When you’re far from a desert, a sunny, calm day with the air hardly stirring on the ground and with a few puffy clouds in the sky might seem like the perfect time to take a friend for a first airplane ride. It could be. But it could also be one of those days with lots of bumps, which aren’t dangerous to an experienced pilot, but could be disconcerting to a first-time flyer. To avoid the bumps, climb above the small, puffy clouds where the ride should smooth out because the tops of the clouds show where thermals have run out of steam and air is no longer rising.

In addition to turbulence created by up-and-down air movements and wind shear, wind becomes turbulent when it runs into things large and small. Some of the most dangerous turbulence is created by strong winds flowing over mountains. If conditions are right, winds forced up when they run into mountains create up-and-down waves on the downwind side of the mountains; these can extend downwind a considerable distance.

As with thermals, knowledgeable (and properly equipped) glider pilots can use such mountain waves to climb higher than most airliners fly. On the other hand, mountain waves have caused serious injuries and damage, even crashes, of both large and small airplanes.

A line of trees or the buildings at an airport can create turbulence, too. Thinking of the air as being a fluid that you can see, like water, can help you imagine the swirls and eddies created by winds from different directions hitting objects a few hundred feet from a runway you are planning to use.

GUSTS COMPLICATE LANDINGS. One of flying’s most common complications is gusting wind, especially at ground level when you’re taking off or landing.

Gusts and their turbulence begin with winds above the ground generally blowing faster than near the ground because friction is not slowing wind aloft. Faster winds aloft also blow from slightly different directions than low-level winds.

When air is rising in thermals, air is also coming down nearby. While the descent is usually slow, the descending air keeps the velocity—the speed and direction—that it had above the Earth. For instance, say the wind is blowing from 270 degrees at 10 knots at the surface, as air aloft—which is blowing from 240 degrees at 20 knots—descends. When it reaches the ground, the wind will momentarily shift from the southwest at around 20 knots.

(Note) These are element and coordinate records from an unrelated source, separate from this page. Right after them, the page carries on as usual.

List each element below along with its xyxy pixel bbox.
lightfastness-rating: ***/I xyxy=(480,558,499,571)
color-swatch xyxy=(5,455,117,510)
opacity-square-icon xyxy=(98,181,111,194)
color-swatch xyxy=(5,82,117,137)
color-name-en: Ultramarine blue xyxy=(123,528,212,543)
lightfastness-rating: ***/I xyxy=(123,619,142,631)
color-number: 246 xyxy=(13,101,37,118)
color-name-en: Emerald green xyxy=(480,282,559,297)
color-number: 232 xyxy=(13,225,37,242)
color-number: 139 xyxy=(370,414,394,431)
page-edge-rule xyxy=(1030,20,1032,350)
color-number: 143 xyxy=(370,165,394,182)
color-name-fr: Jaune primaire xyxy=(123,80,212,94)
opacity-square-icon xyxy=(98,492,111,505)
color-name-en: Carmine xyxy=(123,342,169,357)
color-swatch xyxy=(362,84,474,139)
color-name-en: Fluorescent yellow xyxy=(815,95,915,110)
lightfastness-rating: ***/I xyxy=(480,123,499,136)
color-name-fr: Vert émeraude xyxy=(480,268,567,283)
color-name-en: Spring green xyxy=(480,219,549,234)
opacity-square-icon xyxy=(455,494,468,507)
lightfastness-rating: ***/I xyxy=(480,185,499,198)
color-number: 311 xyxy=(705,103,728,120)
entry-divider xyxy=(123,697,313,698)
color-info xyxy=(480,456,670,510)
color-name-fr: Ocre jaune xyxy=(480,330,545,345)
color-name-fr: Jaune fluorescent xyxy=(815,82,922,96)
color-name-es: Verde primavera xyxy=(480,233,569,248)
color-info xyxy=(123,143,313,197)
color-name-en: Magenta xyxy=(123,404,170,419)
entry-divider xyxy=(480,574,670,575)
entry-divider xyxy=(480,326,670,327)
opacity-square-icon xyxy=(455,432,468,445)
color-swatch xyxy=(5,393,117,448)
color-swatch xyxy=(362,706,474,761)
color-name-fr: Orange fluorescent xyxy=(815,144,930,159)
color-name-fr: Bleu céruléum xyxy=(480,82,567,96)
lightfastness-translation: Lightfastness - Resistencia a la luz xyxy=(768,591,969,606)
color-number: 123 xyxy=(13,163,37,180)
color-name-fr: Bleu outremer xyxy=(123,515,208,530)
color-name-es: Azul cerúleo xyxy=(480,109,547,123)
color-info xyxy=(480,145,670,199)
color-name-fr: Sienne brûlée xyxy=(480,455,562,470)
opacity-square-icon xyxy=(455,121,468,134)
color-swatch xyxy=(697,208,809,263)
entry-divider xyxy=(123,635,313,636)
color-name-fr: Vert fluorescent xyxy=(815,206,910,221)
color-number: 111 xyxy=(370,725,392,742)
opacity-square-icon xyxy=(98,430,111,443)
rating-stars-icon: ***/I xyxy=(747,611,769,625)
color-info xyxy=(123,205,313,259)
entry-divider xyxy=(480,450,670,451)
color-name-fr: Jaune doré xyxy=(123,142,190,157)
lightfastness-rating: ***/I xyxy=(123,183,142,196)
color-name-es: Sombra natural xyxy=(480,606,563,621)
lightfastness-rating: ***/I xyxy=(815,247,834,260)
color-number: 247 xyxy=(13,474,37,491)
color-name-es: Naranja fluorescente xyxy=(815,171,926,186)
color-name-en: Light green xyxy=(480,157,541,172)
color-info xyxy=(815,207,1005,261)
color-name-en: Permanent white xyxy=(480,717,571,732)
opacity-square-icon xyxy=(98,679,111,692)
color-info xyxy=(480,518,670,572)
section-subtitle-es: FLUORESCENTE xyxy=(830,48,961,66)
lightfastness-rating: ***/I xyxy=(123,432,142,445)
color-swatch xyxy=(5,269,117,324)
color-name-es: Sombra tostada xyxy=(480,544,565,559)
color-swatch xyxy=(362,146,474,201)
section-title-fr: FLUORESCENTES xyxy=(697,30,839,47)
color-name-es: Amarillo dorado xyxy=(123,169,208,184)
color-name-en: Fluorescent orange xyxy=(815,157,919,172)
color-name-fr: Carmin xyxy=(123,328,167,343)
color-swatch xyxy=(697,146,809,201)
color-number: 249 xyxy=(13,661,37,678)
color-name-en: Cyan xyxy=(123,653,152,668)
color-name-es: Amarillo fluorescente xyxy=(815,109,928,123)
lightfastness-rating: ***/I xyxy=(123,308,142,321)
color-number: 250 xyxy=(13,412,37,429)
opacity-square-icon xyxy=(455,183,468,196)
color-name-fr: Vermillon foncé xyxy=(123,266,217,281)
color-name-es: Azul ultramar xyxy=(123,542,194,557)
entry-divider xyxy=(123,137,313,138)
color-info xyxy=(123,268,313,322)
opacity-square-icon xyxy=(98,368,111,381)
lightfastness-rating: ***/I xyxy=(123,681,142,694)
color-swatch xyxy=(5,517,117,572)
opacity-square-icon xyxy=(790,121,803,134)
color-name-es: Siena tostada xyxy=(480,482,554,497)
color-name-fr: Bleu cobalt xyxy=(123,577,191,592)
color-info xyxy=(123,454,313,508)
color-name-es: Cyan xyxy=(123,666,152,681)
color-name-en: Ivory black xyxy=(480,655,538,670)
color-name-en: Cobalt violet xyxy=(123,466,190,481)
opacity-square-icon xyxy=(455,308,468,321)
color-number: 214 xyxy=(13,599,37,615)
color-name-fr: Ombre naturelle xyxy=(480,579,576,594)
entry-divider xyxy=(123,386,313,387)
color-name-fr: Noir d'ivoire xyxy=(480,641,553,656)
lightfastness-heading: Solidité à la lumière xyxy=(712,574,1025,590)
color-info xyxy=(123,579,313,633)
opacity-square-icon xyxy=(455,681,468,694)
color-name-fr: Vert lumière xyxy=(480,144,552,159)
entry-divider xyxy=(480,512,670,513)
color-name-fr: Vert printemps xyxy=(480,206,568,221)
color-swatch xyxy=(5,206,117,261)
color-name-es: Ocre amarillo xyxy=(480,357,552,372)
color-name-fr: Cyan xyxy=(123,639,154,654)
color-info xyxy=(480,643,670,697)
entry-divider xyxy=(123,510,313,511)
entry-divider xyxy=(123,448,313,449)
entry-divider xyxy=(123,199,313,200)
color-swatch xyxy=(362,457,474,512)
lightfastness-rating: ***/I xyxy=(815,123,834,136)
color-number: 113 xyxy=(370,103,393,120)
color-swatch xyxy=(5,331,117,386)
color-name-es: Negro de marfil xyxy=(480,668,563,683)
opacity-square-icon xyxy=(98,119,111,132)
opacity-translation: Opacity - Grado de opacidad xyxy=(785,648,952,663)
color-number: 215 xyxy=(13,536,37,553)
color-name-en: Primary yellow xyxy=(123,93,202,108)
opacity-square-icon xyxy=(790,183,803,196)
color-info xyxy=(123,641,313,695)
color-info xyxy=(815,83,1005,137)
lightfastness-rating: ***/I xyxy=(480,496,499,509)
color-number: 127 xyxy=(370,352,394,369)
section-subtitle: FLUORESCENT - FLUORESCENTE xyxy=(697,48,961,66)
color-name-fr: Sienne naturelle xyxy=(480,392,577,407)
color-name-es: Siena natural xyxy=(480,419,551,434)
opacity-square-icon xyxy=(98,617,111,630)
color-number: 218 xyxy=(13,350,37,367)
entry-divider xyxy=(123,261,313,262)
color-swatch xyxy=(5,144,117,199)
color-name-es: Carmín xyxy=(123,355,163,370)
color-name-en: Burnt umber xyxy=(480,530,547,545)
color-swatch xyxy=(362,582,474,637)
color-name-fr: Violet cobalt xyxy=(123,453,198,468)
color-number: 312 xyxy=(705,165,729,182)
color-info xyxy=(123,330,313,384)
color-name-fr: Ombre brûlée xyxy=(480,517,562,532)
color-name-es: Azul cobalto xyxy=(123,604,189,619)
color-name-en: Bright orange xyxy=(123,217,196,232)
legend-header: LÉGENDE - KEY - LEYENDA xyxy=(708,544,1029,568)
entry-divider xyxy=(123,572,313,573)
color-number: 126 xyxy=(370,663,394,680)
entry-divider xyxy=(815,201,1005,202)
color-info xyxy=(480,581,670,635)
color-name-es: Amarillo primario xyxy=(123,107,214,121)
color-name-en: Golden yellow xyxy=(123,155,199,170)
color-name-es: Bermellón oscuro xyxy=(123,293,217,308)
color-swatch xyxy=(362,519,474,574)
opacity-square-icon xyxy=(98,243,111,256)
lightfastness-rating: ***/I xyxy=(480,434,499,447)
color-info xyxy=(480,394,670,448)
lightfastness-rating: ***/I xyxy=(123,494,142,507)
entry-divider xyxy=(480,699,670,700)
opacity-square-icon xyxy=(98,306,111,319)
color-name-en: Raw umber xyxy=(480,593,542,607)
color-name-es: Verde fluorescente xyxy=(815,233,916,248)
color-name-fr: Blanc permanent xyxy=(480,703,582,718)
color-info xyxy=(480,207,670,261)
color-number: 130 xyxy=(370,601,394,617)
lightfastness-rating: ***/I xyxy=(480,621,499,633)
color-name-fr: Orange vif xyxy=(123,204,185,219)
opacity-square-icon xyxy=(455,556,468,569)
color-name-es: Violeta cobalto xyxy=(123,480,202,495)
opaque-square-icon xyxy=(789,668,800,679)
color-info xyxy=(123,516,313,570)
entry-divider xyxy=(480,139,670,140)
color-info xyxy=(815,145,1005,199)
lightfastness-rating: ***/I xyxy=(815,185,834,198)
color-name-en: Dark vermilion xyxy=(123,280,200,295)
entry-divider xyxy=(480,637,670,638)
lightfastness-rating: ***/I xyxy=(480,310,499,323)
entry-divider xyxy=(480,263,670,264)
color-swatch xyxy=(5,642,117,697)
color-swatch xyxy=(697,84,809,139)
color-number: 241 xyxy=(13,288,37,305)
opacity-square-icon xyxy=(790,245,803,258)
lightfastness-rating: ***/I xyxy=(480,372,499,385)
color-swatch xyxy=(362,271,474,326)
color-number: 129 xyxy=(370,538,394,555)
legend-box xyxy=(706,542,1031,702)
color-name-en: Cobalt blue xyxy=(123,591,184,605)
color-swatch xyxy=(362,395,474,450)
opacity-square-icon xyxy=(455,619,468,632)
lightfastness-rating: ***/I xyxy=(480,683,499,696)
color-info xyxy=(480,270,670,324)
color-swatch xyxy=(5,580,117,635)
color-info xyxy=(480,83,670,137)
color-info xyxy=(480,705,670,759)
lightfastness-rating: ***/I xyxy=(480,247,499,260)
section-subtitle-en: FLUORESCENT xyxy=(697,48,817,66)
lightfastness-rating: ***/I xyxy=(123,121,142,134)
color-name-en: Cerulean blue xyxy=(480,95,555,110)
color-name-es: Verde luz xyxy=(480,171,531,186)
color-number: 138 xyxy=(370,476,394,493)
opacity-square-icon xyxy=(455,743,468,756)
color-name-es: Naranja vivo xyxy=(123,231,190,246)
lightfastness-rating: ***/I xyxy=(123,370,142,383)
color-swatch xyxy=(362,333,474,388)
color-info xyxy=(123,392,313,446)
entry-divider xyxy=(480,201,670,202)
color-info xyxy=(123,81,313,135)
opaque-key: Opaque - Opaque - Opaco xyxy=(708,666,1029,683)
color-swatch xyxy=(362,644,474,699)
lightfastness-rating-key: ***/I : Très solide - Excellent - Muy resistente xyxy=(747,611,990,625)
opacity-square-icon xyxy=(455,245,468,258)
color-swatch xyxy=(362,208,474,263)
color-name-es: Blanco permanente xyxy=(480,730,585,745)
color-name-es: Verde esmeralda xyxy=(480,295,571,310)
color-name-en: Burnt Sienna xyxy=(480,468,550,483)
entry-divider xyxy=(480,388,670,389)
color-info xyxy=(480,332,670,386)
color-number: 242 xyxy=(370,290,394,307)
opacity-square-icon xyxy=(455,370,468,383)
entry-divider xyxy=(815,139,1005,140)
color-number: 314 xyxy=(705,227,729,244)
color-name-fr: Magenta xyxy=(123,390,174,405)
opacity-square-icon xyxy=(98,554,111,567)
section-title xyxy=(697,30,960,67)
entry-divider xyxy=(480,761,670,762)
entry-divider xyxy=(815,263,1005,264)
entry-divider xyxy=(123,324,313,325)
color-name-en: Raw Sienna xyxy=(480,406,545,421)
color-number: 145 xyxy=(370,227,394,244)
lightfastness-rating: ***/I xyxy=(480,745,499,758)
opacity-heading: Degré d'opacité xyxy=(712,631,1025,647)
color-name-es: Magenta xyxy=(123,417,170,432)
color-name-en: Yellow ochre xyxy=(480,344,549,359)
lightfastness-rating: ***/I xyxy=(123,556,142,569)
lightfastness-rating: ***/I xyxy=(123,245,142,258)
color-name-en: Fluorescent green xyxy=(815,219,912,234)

This change in wind speed and direction causes turbulence and briefly changes the wind’s crosswind component and the landing airplane’s groundspeed.

The National Weather Service defines a gust as a sudden, brief increase in wind speed, usually lasting fewer than 20 seconds. In the United States, weather observers report gusts when the peak wind speed in any 10-minute period varies by 10 knots or more between the wind’s peak speed and a lull.

runway diagram

Turbulence can be caused by manmade structures around the airport (FAA Pilot's Handbook of Aeronautical Knowledge).

Jack Williams
Jack Williams is an instrument-rated private pilot and author of The AMS Weather Book: The Ultimate Guide to America’s Weather.